Lancés respectivement en 2008 et 2010, au profit des ménages ne pouvant pas se loger via le marché immobilier, la mise en place aussi bien du dispositif de logement à faible valeur immobilière (FVI)que pour celui à 250.000 DH n’a fait l’objet d’aucune étude préalable de conception, de définition des besoins et des déficits en logement, tant quantitatif que sa nature, et les spécifications de ce logement.

  • Finalités mal définies et insuffisance de cohérence avec les autres programmes d’habitat

La pertinence de toute approche d’intervention pour répondre à la problématique de logement destiné aux personnes à revenu faible et irrégulier, et la réussite de la politique gouvernementale dans ce domaine dépendent des finalités sur lesquelles repose son action. Toutefois, et à défaut d’une précision par les autorités gouvernementales des finalités assignées aux dispositifs de LS, il est difficile de les situer dans la politique gouvernementale en matière d’habitat et de déterminer la vocation que les acteurs ont cherché à leur donner.

  • Dispositifs qui peinent à coexister

L’analyse des différents dispositifs initiés par l’Etat en matière de logement social permet de soulever leurs ressemblances en termes de nature de produits, de modes d’intervention et de leurs caractéristiques techniques. Des dispositifs qui coexistent sans rapports logiques entre eux en termes de complémentarité ou d’homogénéité.
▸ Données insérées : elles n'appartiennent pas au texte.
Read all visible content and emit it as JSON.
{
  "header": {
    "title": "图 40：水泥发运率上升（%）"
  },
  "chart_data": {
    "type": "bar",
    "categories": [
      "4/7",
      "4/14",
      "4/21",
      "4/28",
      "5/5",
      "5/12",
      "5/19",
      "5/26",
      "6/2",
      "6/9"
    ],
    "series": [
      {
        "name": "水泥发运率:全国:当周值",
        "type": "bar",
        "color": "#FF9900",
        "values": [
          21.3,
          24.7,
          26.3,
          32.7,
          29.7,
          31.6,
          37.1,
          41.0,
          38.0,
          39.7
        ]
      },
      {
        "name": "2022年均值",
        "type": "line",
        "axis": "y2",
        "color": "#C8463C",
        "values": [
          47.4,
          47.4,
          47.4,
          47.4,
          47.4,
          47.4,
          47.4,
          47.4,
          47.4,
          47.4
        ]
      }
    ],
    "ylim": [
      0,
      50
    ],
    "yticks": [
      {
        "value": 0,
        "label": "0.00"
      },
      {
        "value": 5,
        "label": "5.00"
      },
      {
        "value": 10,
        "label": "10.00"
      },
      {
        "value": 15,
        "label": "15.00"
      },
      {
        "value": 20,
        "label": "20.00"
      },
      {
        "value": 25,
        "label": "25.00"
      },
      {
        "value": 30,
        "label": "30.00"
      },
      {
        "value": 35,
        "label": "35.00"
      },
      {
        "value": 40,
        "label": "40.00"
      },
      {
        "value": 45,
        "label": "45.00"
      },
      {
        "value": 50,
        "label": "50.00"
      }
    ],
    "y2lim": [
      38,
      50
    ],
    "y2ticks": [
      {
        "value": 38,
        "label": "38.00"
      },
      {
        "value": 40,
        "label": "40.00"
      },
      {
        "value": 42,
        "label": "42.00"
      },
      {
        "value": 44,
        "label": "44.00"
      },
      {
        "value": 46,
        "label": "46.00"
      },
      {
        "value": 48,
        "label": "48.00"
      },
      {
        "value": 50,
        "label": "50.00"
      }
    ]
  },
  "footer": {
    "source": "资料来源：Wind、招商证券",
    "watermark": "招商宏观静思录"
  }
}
  • Déphasage entre les objectifs et la nature des besoins, et modulation inadaptée des incitations fiscales

Lancés respectivement en 2008 et 2010, des objectifs de production ont été définis pour les dispositifs de LS à 140.000 DH et 250.000DH. Il s’agit respectivement de produire 130.000 logements sur la période 2008-2012 pour le premier et 300.000 logements à l’horizon 2020 pour le second. Ces objectifs semblent aujourd’hui consensuels et constituent la référence de la politique gouvernementale en matière de LS. Toutefois, Il est délicat de retracer avec précision sur quelle base ces objectifs ont été fixés. Des objectifs qui ne concordent pas avec la nature et le volume des besoins identifiés, tels qu’ils ressortent des résultats de «l’enquête logement 2012». Cette enquête a montré que l’essentiel des besoins en logements se situe au niveau du segment à140.000 DH. Quel que soit le scénario retenu6, la région ou la ville, c’est le besoin pour cette catégorie qui prédomine avec «49% pour le scénario 3 à 64% pour le scénario 1 des besoins globaux au niveau national», alors que le produit à 250.000 ne représentait que 10 à 15% en fonction des scénarii précédents.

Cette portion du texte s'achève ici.